Remember the shooting that took place a while ago in California that the mainstream media ignored? Lawrence King was shot in the back of the head during first period English class. He was 15 years old. He identified as gay.
And he did not conform to gender roles. He wore makeup and high heels to school. That made him a target. The other boys were quoted as saying it "freaked them out."
It is an unwritten rule. One that can have devastating ramifications. Cameron McWilliams hung himself after telling his mother he wanted to be a girl. He had been teased for wearing his sister's underwear and had asked to wear makeup. He was 10 years old.

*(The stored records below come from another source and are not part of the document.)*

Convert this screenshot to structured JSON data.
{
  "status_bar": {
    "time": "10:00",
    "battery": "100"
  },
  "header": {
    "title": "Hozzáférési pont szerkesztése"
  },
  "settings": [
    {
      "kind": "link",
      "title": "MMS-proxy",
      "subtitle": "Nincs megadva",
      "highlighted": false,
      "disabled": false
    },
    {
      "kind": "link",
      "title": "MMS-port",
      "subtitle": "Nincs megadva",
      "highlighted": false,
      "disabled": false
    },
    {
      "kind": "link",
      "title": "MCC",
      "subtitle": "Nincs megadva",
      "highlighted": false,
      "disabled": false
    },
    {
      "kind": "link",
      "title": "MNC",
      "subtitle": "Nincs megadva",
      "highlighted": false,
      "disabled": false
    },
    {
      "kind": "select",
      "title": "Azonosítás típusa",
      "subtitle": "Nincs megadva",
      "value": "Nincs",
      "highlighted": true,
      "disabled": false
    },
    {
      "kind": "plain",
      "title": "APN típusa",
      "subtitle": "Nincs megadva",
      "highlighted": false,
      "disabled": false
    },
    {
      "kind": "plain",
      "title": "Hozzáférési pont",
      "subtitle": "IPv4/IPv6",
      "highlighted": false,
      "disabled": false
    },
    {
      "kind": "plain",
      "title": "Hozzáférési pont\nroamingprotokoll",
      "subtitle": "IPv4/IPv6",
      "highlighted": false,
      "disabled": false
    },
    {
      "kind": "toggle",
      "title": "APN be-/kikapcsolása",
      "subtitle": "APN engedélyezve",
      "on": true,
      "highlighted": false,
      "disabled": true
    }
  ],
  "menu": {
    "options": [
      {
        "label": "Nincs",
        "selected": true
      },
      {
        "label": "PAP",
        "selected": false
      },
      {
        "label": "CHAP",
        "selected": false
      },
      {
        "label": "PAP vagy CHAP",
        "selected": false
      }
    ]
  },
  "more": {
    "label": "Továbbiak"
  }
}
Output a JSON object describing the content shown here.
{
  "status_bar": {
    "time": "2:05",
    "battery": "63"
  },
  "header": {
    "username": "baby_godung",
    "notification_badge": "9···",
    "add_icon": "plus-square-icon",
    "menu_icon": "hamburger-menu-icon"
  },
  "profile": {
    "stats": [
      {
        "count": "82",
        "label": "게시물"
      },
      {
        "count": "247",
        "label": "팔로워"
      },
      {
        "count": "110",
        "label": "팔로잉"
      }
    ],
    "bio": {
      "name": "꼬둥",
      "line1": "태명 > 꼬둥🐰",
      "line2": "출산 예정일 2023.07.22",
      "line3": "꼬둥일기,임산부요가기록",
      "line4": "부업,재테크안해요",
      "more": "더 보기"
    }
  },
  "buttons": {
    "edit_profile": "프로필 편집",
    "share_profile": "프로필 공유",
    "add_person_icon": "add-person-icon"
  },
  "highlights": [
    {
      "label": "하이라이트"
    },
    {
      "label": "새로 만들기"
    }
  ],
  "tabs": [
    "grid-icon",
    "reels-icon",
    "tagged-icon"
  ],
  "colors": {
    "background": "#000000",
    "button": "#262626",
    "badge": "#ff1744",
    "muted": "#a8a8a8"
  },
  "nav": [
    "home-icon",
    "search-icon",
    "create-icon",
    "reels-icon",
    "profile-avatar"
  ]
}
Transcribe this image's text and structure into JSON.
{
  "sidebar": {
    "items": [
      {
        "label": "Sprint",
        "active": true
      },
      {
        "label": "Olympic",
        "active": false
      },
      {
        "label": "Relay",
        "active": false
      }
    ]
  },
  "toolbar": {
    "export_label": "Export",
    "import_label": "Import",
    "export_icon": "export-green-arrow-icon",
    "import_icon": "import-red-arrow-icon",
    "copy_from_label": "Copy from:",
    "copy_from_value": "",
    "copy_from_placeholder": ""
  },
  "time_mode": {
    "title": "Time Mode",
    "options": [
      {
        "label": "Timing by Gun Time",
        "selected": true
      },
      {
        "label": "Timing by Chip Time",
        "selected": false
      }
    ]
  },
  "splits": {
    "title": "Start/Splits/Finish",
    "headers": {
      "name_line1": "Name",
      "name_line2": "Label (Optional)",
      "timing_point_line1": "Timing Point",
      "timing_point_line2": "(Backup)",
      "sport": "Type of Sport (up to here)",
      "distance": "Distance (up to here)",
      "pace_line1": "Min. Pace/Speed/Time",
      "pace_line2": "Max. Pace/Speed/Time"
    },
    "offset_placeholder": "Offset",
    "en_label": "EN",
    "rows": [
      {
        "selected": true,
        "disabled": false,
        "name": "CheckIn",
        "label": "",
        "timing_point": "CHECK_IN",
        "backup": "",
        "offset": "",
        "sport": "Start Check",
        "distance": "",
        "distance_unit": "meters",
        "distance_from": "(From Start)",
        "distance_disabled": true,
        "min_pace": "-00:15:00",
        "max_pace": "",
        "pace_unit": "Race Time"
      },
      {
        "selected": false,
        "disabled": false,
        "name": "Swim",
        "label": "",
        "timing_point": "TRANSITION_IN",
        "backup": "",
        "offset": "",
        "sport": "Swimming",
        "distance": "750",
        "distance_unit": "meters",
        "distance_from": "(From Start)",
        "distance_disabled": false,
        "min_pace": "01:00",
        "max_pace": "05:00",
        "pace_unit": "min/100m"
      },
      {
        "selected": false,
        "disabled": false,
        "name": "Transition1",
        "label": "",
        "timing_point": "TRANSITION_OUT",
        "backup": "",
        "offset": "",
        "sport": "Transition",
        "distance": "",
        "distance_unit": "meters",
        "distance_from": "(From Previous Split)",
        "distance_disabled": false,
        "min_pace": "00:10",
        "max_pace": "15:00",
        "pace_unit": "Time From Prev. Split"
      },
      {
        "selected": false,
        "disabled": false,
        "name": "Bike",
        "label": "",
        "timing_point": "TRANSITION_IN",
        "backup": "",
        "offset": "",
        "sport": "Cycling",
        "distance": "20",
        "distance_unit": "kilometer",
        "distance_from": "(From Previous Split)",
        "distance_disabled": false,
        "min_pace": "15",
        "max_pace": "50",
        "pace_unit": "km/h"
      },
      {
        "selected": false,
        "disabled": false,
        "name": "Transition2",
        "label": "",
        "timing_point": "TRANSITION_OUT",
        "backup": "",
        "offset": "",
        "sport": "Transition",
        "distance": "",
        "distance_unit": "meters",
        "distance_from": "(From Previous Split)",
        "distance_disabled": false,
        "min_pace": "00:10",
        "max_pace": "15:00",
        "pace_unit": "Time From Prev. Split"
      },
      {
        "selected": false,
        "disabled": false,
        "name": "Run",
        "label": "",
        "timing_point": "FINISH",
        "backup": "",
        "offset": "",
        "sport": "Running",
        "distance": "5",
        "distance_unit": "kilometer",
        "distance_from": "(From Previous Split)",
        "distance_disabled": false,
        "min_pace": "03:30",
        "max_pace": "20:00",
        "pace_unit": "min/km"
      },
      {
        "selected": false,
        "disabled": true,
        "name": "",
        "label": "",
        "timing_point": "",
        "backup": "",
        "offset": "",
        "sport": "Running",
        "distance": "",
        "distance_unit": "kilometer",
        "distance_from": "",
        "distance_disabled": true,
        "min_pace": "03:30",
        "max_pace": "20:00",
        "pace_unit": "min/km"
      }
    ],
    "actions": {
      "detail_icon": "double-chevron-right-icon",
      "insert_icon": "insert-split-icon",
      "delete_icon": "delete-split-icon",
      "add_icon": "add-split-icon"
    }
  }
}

When you leave out the gender identity piece of ENDA, you don't just leave out the 40 year old man transitioning to become a woman, you leave out Lawrence King. You leave out Cameron McWilliams.
What will you say to kids like them? When you grow up, we'll protect the part of you that's gay, but the gender stuff... whoa. Forget about that. Too risky. We don't want to offend anyone.
I know Senator, that you have been a long time supporter of LGBT rights. I know you are one of only five Senators who have publicly stated support of same sex marriage. It is a huge stance to take. You have always stood by my community.
You are the second longest serving member of the Senate. Your support is essential for progressive legislation. Without you, a gender identity inclusive ENDA will fail.
With your leadership, though, people will not, as Barney Frank suggests, "picture men and woman in showers together and ... vote it down." With your leadership we will instead have the opportunity to create dialog and understanding. We will be able to stand up for those who are so quickly dismissed and give voice to very real pain and struggle. We will be able to set a standard of behavior that intolerance will never justify discrimination.
Ironically, it's a standard most companies are already willing to embrace. "More than 300 U.S. companies have nondiscrimination policies that include provisions for gender identity, in addition to the more common policy for lesbian, gay and bisexual employees." Businesses make these kinds of changes long before the government does.
With your leadership, Senator Kennedy, we can show it has nothing to do with showers and everything to do with dignity.
If you won't stand up for a kids like Lawrence King and Cameron McWilliams... then who will?